Amid Faljaoui

Bataille commerciale: voitures électriques contre parmesan et roquefort!

La presse a raison de s’interroger : mais pourquoi donc, à chaque fois qu’il y a une bataille commerciale entre l’Europe et un pays externe, comme la Chine ou les États-Unis, ce sont des produits laitiers comme le roquefort, le parmesan ou le lait en poudre européen qui sont parmi les premières victimes de ces batailles commerciales ?

Bonne question : après tout, ces produits agricoles ne sont pas de produits à haute valeur ajoutée technologique ? Mais avant d’y répondre, je voudrais vous raconter une anecdote qui montre que si, nous autres Européens, nous sous-estimons les Chinois, eux, en revanche, nous connaissent très bien et surtout nos faiblesses. Je ne sais pas si vous vous souvenez de Pascal Lamy, cet ancien commissaire européen et directeur général de l’organisation mondiale du commerce, il nous répétait à l’envie qu’il ne fallait pas avoir peur des Chinois. Motif ? Il fallait accepter de commercer avec eux, car disait-il, nous devions accepter que la Chine nous inonde de tee-shirts bon marché, car c’était le prix à payer pour nous permettre de leur vendre des avions Airbus. Sous-entendu, ils nous vendent des produits à faible valeur ajoutée alors que nous autres Européens exportions des produits de haute technologie.

Mais quelle arrogance et quelle erreur dans cette phrase. Les Chinois ne se contentent plus aujourd’hui de fabriquer des tee-shirts, mais ils fabriquent aussi des trains électriques, des centrales nucléaires et même des voitures électriques. Or, justement, l’Europe a aujourd’hui peur d’être inondée de voitures électriques chinoises, raison pour laquelle, elle souhaite mettre en place des droits de douane sur celles-ci, car elle soupçonne ces voitures électriques d’être subventionnées de manière déloyale par le gouvernement chinois. Mais, et c’est là où j’en reviens au fait que les Chinois nous connaissent mieux que nous les connaissons. Pas plus tard que cette semaine, Pékin a rétorqué aux menaces de la Commission européenne en brandissant – eux aussi – l’arme d’une enquête anti-subvention sur les produits laitiers européens et en particulier les fromages européens.

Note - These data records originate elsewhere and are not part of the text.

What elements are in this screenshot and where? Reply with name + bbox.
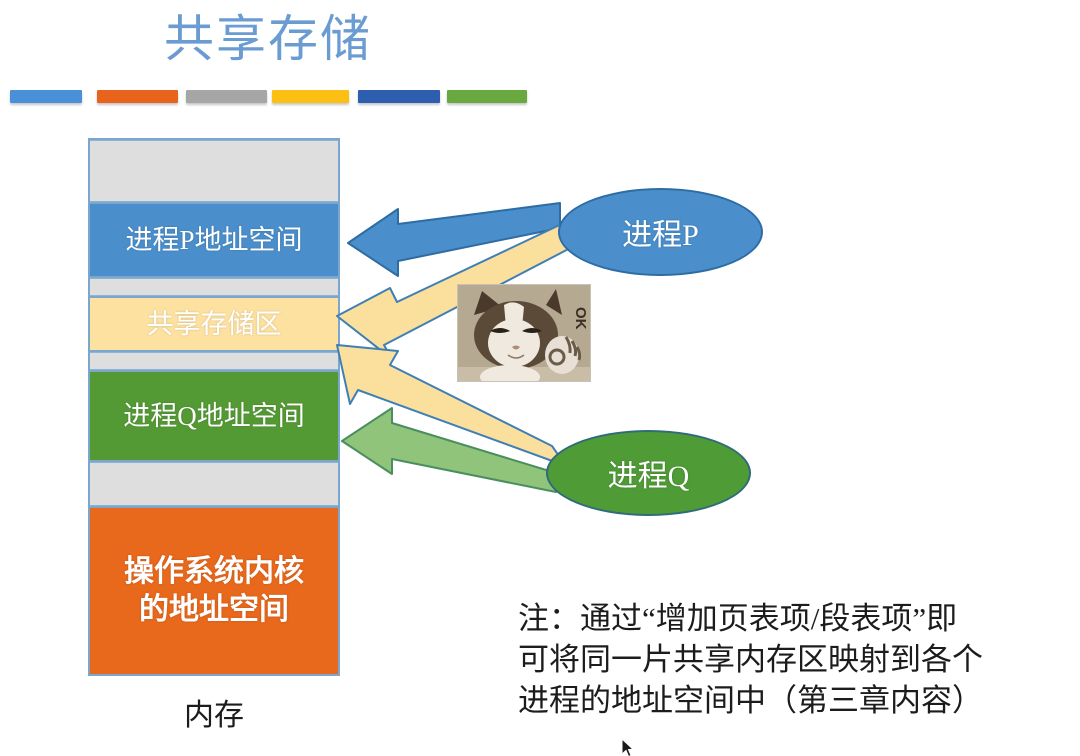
svg-text:OK: OK <box>572 307 589 330</box>
process-q-node: 进程Q <box>546 430 751 516</box>
arrow-p-to-p-space <box>348 203 560 276</box>
memory-segment-free-2 <box>90 352 338 370</box>
memory-segment-process-q: 进程Q地址空间 <box>90 370 338 462</box>
process-q-label: 进程Q <box>608 451 690 495</box>
arrow-q-to-q-space <box>342 408 556 492</box>
note-line-2: 可将同一片共享内存区映射到各个 <box>518 639 1038 680</box>
memory-segment-free-top <box>90 140 338 202</box>
rule-segment-orange <box>97 90 178 103</box>
memory-segment-process-q-label: 进程Q地址空间 <box>123 400 305 433</box>
note-text: 注：通过“增加页表项/段表项”即可将同一片共享内存区映射到各个进程的地址空间中（… <box>518 598 1038 721</box>
memory-segment-shared: 共享存储区 <box>90 296 338 352</box>
memory-segment-shared-label: 共享存储区 <box>147 308 282 341</box>
page-title: 共享存储 <box>164 8 372 70</box>
rule-segment-blue <box>10 90 82 103</box>
rule-segment-gray <box>186 90 267 103</box>
memory-segment-process-p: 进程P地址空间 <box>90 202 338 278</box>
note-line-3: 进程的地址空间中（第三章内容） <box>518 680 1038 721</box>
memory-segment-process-p-label: 进程P地址空间 <box>125 224 302 257</box>
note-line-1: 注：通过“增加页表项/段表项”即 <box>518 598 1038 639</box>
rule-segment-darkblue <box>358 90 440 103</box>
title-color-rule <box>10 90 530 106</box>
cat-meme-image: OK <box>457 284 591 382</box>
memory-segment-free-3 <box>90 462 338 506</box>
mouse-cursor-icon <box>621 738 635 756</box>
rule-segment-green <box>447 90 527 103</box>
memory-segment-os-kernel: 操作系统内核 的地址空间 <box>90 506 338 676</box>
process-p-label: 进程P <box>622 210 699 254</box>
memory-segment-free-1 <box>90 278 338 296</box>
memory-caption-label: 内存 <box>88 690 340 734</box>
memory-segment-os-kernel-label: 操作系统内核 的地址空间 <box>124 553 304 629</box>
rule-segment-yellow <box>272 90 349 103</box>
process-p-node: 进程P <box>558 188 763 276</box>
slide-canvas: 共享存储 进程P地址空间共享存储区进程Q地址空间操作系统内核 的地址空间 内存 … <box>0 0 1080 756</box>
memory-column: 进程P地址空间共享存储区进程Q地址空间操作系统内核 的地址空间 <box>88 138 340 676</box>
cat-illustration-icon: OK <box>458 285 590 381</box>
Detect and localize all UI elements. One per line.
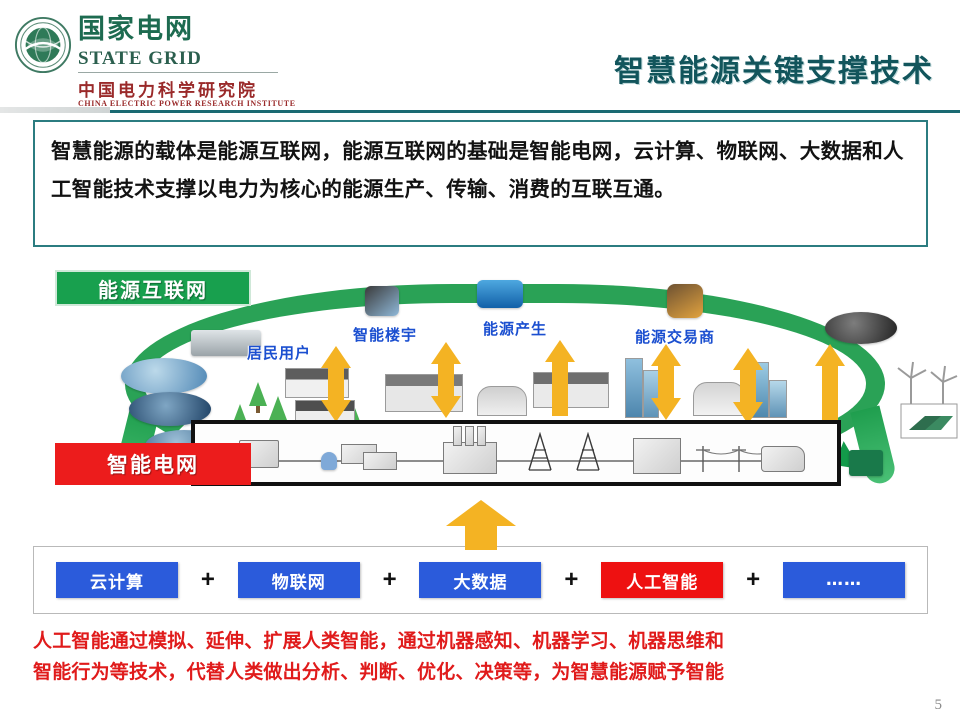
coal-pile-icon (825, 312, 897, 344)
exchange-arrow (431, 342, 461, 418)
node-label-energy-generation: 能源产生 (483, 318, 547, 339)
node-label-smart-building: 智能楼宇 (353, 324, 417, 345)
supporting-technologies-row: 云计算 + 物联网 + 大数据 + 人工智能 + …… (33, 546, 928, 614)
tree-icon (249, 382, 267, 406)
intro-text-box: 智慧能源的载体是能源互联网，能源互联网的基础是智能电网，云计算、物联网、大数据和… (33, 120, 928, 247)
brand-divider (78, 72, 278, 73)
brand-logo-block: 国家电网 STATE GRID 中国电力科学研究院 CHINA ELECTRIC… (8, 10, 298, 105)
tech-item-artificial-intelligence[interactable]: 人工智能 (601, 562, 723, 598)
plus-separator: + (201, 566, 215, 594)
exchange-arrow (321, 346, 351, 422)
power-plant-icon (443, 442, 497, 474)
exchange-arrow (651, 344, 681, 420)
page-title: 智慧能源关键支撑技术 (614, 46, 934, 90)
support-up-arrow (446, 500, 516, 548)
header-rule-left-cap (0, 107, 110, 113)
tech-item-iot[interactable]: 物联网 (238, 562, 360, 598)
tech-item-more[interactable]: …… (783, 562, 905, 598)
transmission-tower-icon (525, 432, 555, 472)
node-label-residential: 居民用户 (247, 342, 311, 363)
plus-separator: + (383, 566, 397, 594)
energy-generation-tank-icon (477, 280, 523, 308)
brand-name-cn: 国家电网 (78, 16, 194, 43)
slide-root: 国家电网 STATE GRID 中国电力科学研究院 CHINA ELECTRIC… (0, 0, 960, 720)
energy-internet-label: 能源互联网 (55, 270, 251, 306)
power-plant-stack-icon (477, 426, 486, 446)
brand-name-en: STATE GRID (78, 48, 202, 70)
footer-line-2: 智能行为等技术，代替人类做出分析、判断、优化、决策等，为智慧能源赋予智能 (33, 657, 933, 688)
green-arrow-marker-icon (849, 450, 883, 476)
slide-header: 国家电网 STATE GRID 中国电力科学研究院 CHINA ELECTRIC… (0, 0, 960, 110)
water-reservoir-icon (121, 358, 207, 394)
control-center-icon (363, 452, 397, 470)
footer-line-1: 人工智能通过模拟、延伸、扩展人类智能，通过机器感知、机器学习、机器思维和 (33, 626, 933, 657)
state-grid-globe-logo-icon (14, 16, 72, 74)
power-plant-stack-icon (453, 426, 462, 446)
node-label-energy-trader: 能源交易商 (635, 326, 715, 347)
footer-highlight-text: 人工智能通过模拟、延伸、扩展人类智能，通过机器感知、机器学习、机器思维和 智能行… (33, 626, 933, 688)
tech-item-big-data[interactable]: 大数据 (419, 562, 541, 598)
smart-grid-label: 智能电网 (55, 443, 251, 485)
tree-icon (269, 396, 287, 420)
plus-separator: + (746, 566, 760, 594)
institute-name-cn: 中国电力科学研究院 (78, 76, 258, 101)
page-number: 5 (935, 697, 943, 714)
solar-panel-icon (899, 402, 959, 442)
wind-turbine-icon (895, 358, 960, 408)
office-tower-icon (625, 358, 643, 418)
power-plant-stack-icon (465, 426, 474, 446)
intro-paragraph: 智慧能源的载体是能源互联网，能源互联网的基础是智能电网，云计算、物联网、大数据和… (51, 132, 912, 208)
exchange-arrow (733, 348, 763, 424)
plus-separator: + (564, 566, 578, 594)
smart-building-person-icon (365, 286, 399, 316)
energy-trader-person-icon (667, 284, 703, 318)
institute-name-en: CHINA ELECTRIC POWER RESEARCH INSTITUTE (78, 99, 296, 108)
header-rule (0, 110, 960, 113)
operator-person-icon (321, 452, 337, 470)
smart-grid-box (191, 420, 841, 486)
exchange-arrow (545, 340, 575, 416)
transmission-tower-icon (573, 432, 603, 472)
transformer-icon (633, 438, 681, 474)
house-icon (761, 446, 805, 472)
tech-item-cloud-computing[interactable]: 云计算 (56, 562, 178, 598)
government-building-icon (477, 386, 527, 416)
city-skyline-icon (769, 380, 787, 418)
exchange-arrow (815, 344, 845, 420)
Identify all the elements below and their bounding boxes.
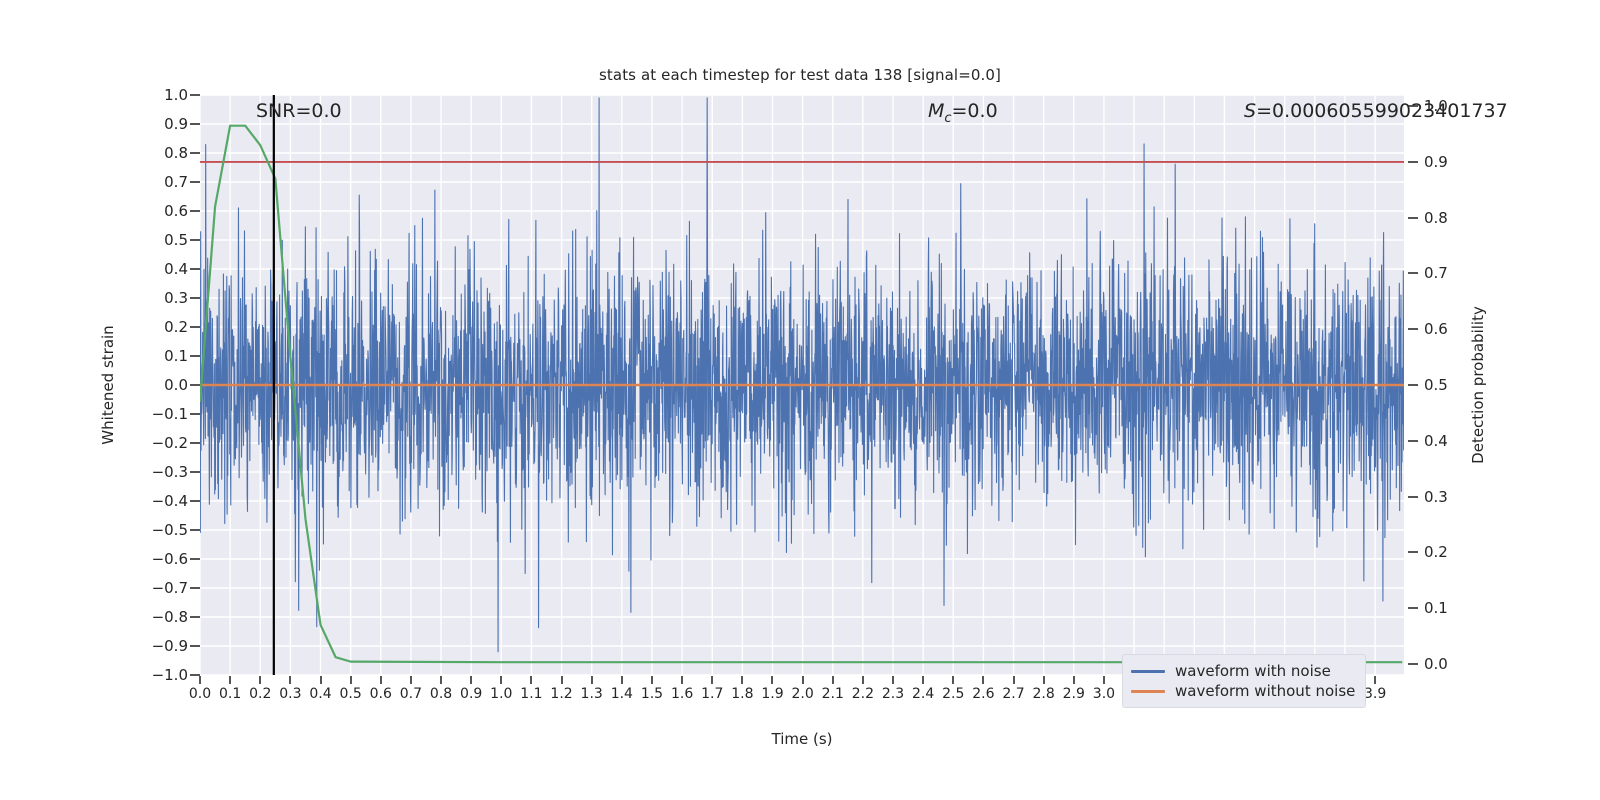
y-tick-label-left: −0.7 bbox=[152, 579, 188, 597]
y-tick-label-left: −0.5 bbox=[152, 521, 188, 539]
legend-swatch-orange bbox=[1131, 690, 1165, 693]
x-tick-mark bbox=[982, 676, 984, 684]
x-tick-label: 2.9 bbox=[1063, 686, 1085, 702]
annotation-chirp-mass-value: =0.0 bbox=[952, 100, 998, 122]
plot-area bbox=[200, 95, 1404, 675]
y-tick-label-left: 0.9 bbox=[164, 115, 188, 133]
y-tick-label-left: −0.4 bbox=[152, 492, 188, 510]
annotation-score-value: =0.000605599023401737 bbox=[1256, 100, 1508, 122]
y-tick-mark-left bbox=[190, 268, 200, 270]
x-tick-mark bbox=[922, 676, 924, 684]
x-tick-mark bbox=[1374, 676, 1376, 684]
x-tick-mark bbox=[651, 676, 653, 684]
x-tick-label: 1.9 bbox=[761, 686, 783, 702]
x-tick-label: 3.0 bbox=[1093, 686, 1115, 702]
y-tick-mark-right bbox=[1408, 328, 1418, 330]
x-axis-label: Time (s) bbox=[772, 730, 833, 748]
y-tick-mark-left bbox=[190, 442, 200, 444]
y-tick-label-right: 0.1 bbox=[1424, 599, 1448, 617]
annotation-snr: SNR=0.0 bbox=[256, 100, 342, 122]
x-tick-label: 2.2 bbox=[852, 686, 874, 702]
x-tick-label: 1.5 bbox=[641, 686, 663, 702]
y-tick-label-left: −0.1 bbox=[152, 405, 188, 423]
y-tick-mark-left bbox=[190, 326, 200, 328]
y-tick-mark-left bbox=[190, 529, 200, 531]
x-tick-label: 1.6 bbox=[671, 686, 693, 702]
x-tick-label: 2.7 bbox=[1002, 686, 1024, 702]
legend-label-waveform-with-noise: waveform with noise bbox=[1175, 662, 1331, 680]
y-tick-mark-right bbox=[1408, 161, 1418, 163]
page-title: stats at each timestep for test data 138… bbox=[0, 66, 1600, 84]
y-tick-label-right: 0.5 bbox=[1424, 376, 1448, 394]
y-tick-mark-right bbox=[1408, 496, 1418, 498]
x-tick-label: 0.3 bbox=[279, 686, 301, 702]
y-tick-mark-left bbox=[190, 645, 200, 647]
x-tick-label: 1.1 bbox=[520, 686, 542, 702]
legend-item-waveform-without-noise[interactable]: waveform without noise bbox=[1131, 681, 1355, 701]
legend-swatch-blue bbox=[1131, 670, 1165, 673]
x-tick-mark bbox=[530, 676, 532, 684]
x-tick-label: 2.6 bbox=[972, 686, 994, 702]
x-tick-mark bbox=[320, 676, 322, 684]
y-tick-mark-left bbox=[190, 500, 200, 502]
x-tick-mark bbox=[259, 676, 261, 684]
x-tick-mark bbox=[862, 676, 864, 684]
y-tick-mark-right bbox=[1408, 607, 1418, 609]
x-tick-label: 0.4 bbox=[309, 686, 331, 702]
y-tick-mark-right bbox=[1408, 440, 1418, 442]
x-tick-mark bbox=[1043, 676, 1045, 684]
y-tick-mark-right bbox=[1408, 663, 1418, 665]
x-tick-mark bbox=[621, 676, 623, 684]
y-tick-label-right: 0.7 bbox=[1424, 264, 1448, 282]
y-tick-label-left: −0.2 bbox=[152, 434, 188, 452]
y-tick-mark-right bbox=[1408, 217, 1418, 219]
annotation-chirp-mass-subscript: c bbox=[944, 111, 951, 126]
x-tick-mark bbox=[350, 676, 352, 684]
x-tick-mark bbox=[741, 676, 743, 684]
x-tick-label: 0.8 bbox=[430, 686, 452, 702]
annotation-score: S=0.000605599023401737 bbox=[1244, 100, 1508, 122]
x-tick-label: 1.2 bbox=[550, 686, 572, 702]
y-tick-label-left: 0.1 bbox=[164, 347, 188, 365]
y-tick-mark-left bbox=[190, 616, 200, 618]
legend-item-waveform-with-noise[interactable]: waveform with noise bbox=[1131, 661, 1355, 681]
x-tick-mark bbox=[199, 676, 201, 684]
series-waveform-with-noise bbox=[200, 98, 1404, 652]
x-tick-label: 1.8 bbox=[731, 686, 753, 702]
y-tick-mark-left bbox=[190, 413, 200, 415]
x-tick-mark bbox=[380, 676, 382, 684]
x-tick-label: 1.3 bbox=[581, 686, 603, 702]
x-tick-mark bbox=[591, 676, 593, 684]
x-tick-mark bbox=[952, 676, 954, 684]
y-tick-label-left: 0.4 bbox=[164, 260, 188, 278]
x-tick-label: 0.0 bbox=[189, 686, 211, 702]
x-tick-mark bbox=[711, 676, 713, 684]
x-tick-label: 1.4 bbox=[611, 686, 633, 702]
y-tick-label-left: 0.8 bbox=[164, 144, 188, 162]
x-tick-label: 1.0 bbox=[490, 686, 512, 702]
y-tick-label-right: 0.6 bbox=[1424, 320, 1448, 338]
x-tick-mark bbox=[440, 676, 442, 684]
y-tick-mark-left bbox=[190, 239, 200, 241]
y-tick-label-right: 0.3 bbox=[1424, 488, 1448, 506]
x-tick-mark bbox=[771, 676, 773, 684]
y-tick-label-left: 0.6 bbox=[164, 202, 188, 220]
x-tick-mark bbox=[681, 676, 683, 684]
y-tick-label-left: 0.0 bbox=[164, 376, 188, 394]
y-tick-label-left: −0.9 bbox=[152, 637, 188, 655]
y-tick-label-right: 0.2 bbox=[1424, 543, 1448, 561]
x-tick-mark bbox=[410, 676, 412, 684]
y-tick-mark-left bbox=[190, 355, 200, 357]
y-tick-mark-left bbox=[190, 587, 200, 589]
x-tick-mark bbox=[892, 676, 894, 684]
x-tick-label: 3.9 bbox=[1364, 686, 1386, 702]
y-tick-mark-right bbox=[1408, 272, 1418, 274]
y-tick-mark-right bbox=[1408, 384, 1418, 386]
y-axis-label-right: Detection probability bbox=[1469, 306, 1487, 464]
x-tick-mark bbox=[289, 676, 291, 684]
x-tick-label: 0.7 bbox=[400, 686, 422, 702]
y-tick-label-right: 0.0 bbox=[1424, 655, 1448, 673]
y-tick-mark-left bbox=[190, 152, 200, 154]
x-tick-mark bbox=[229, 676, 231, 684]
matplotlib-figure: stats at each timestep for test data 138… bbox=[0, 0, 1600, 800]
x-tick-label: 0.5 bbox=[340, 686, 362, 702]
x-tick-label: 2.5 bbox=[942, 686, 964, 702]
y-axis-label-left: Whitened strain bbox=[99, 325, 117, 444]
x-tick-mark bbox=[500, 676, 502, 684]
y-tick-label-left: −0.3 bbox=[152, 463, 188, 481]
legend: waveform with noise waveform without noi… bbox=[1122, 654, 1366, 708]
y-tick-mark-left bbox=[190, 384, 200, 386]
x-tick-mark bbox=[1013, 676, 1015, 684]
y-tick-mark-right bbox=[1408, 551, 1418, 553]
annotation-chirp-mass-symbol: M bbox=[928, 100, 944, 122]
y-tick-mark-left bbox=[190, 123, 200, 125]
x-tick-label: 0.1 bbox=[219, 686, 241, 702]
y-tick-mark-left bbox=[190, 94, 200, 96]
x-tick-label: 0.6 bbox=[370, 686, 392, 702]
y-tick-mark-left bbox=[190, 181, 200, 183]
x-tick-mark bbox=[470, 676, 472, 684]
y-tick-label-left: 0.5 bbox=[164, 231, 188, 249]
y-tick-label-left: −0.8 bbox=[152, 608, 188, 626]
x-tick-label: 2.0 bbox=[791, 686, 813, 702]
y-tick-label-left: 0.3 bbox=[164, 289, 188, 307]
y-tick-label-right: 0.4 bbox=[1424, 432, 1448, 450]
x-tick-label: 1.7 bbox=[701, 686, 723, 702]
y-tick-label-left: −1.0 bbox=[152, 666, 188, 684]
x-tick-mark bbox=[832, 676, 834, 684]
x-tick-label: 2.8 bbox=[1033, 686, 1055, 702]
y-tick-label-right: 0.9 bbox=[1424, 153, 1448, 171]
x-tick-mark bbox=[802, 676, 804, 684]
y-tick-mark-left bbox=[190, 210, 200, 212]
y-tick-mark-left bbox=[190, 297, 200, 299]
y-tick-label-right: 0.8 bbox=[1424, 209, 1448, 227]
x-tick-mark bbox=[561, 676, 563, 684]
y-tick-mark-left bbox=[190, 558, 200, 560]
y-tick-mark-left bbox=[190, 471, 200, 473]
x-tick-label: 2.4 bbox=[912, 686, 934, 702]
annotation-score-symbol: S bbox=[1244, 100, 1256, 122]
x-tick-label: 0.2 bbox=[249, 686, 271, 702]
y-tick-label-left: 0.2 bbox=[164, 318, 188, 336]
y-tick-label-left: 1.0 bbox=[164, 86, 188, 104]
x-tick-label: 2.1 bbox=[822, 686, 844, 702]
x-tick-label: 0.9 bbox=[460, 686, 482, 702]
x-tick-label: 2.3 bbox=[882, 686, 904, 702]
data-layer bbox=[200, 95, 1404, 675]
annotation-chirp-mass: Mc=0.0 bbox=[928, 100, 998, 126]
x-tick-mark bbox=[1103, 676, 1105, 684]
legend-label-waveform-without-noise: waveform without noise bbox=[1175, 682, 1355, 700]
x-tick-mark bbox=[1073, 676, 1075, 684]
y-tick-label-left: −0.6 bbox=[152, 550, 188, 568]
y-tick-label-left: 0.7 bbox=[164, 173, 188, 191]
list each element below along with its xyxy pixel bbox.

Avouez que c’est quelque part cocasse de voir les agriculteurs européens être les potentielles victimes collatérales de la bataille commerciale autour des voitures électriques. Quoi de plus logique d’ailleurs, car les Chinois ont compris que les produits laitiers sont des produits stratégiques pour l’Europe. Notamment les fromages, des produits qui ne peuvent pas être stockés et sur lesquels l’impact des mesures douanières est immédiat !

Par ailleurs, les Chinois savent aussi que les agriculteurs européens sont bien organisés, qu’ils savent faire entendre leur voix et bloquer les routes et villes européennes quand il le faut. La crise agricole de début 2024 est encore dans toute les mémoires, y compris celles de nos amis chinois.

Et donc, mesurez avez moi, l’évolution de la Chine en 20 ou 30 ans. A l’époque, un haut fonctionnaire européen leur disait de manière condescendante qu’il fallait bien qu’on les laisse nous vendre des tee-shirts si nous voulions leur vendre des avions Airbus. Et aujourd’hui, revers de la médaille, ce sont eux qui menacent de boycotter nos exportations de fromage, car nous avons peur de leurs voitures électriques. Si ça, ce n’est pas un pied de nez historique, je ne sais pas ce que c’est alors.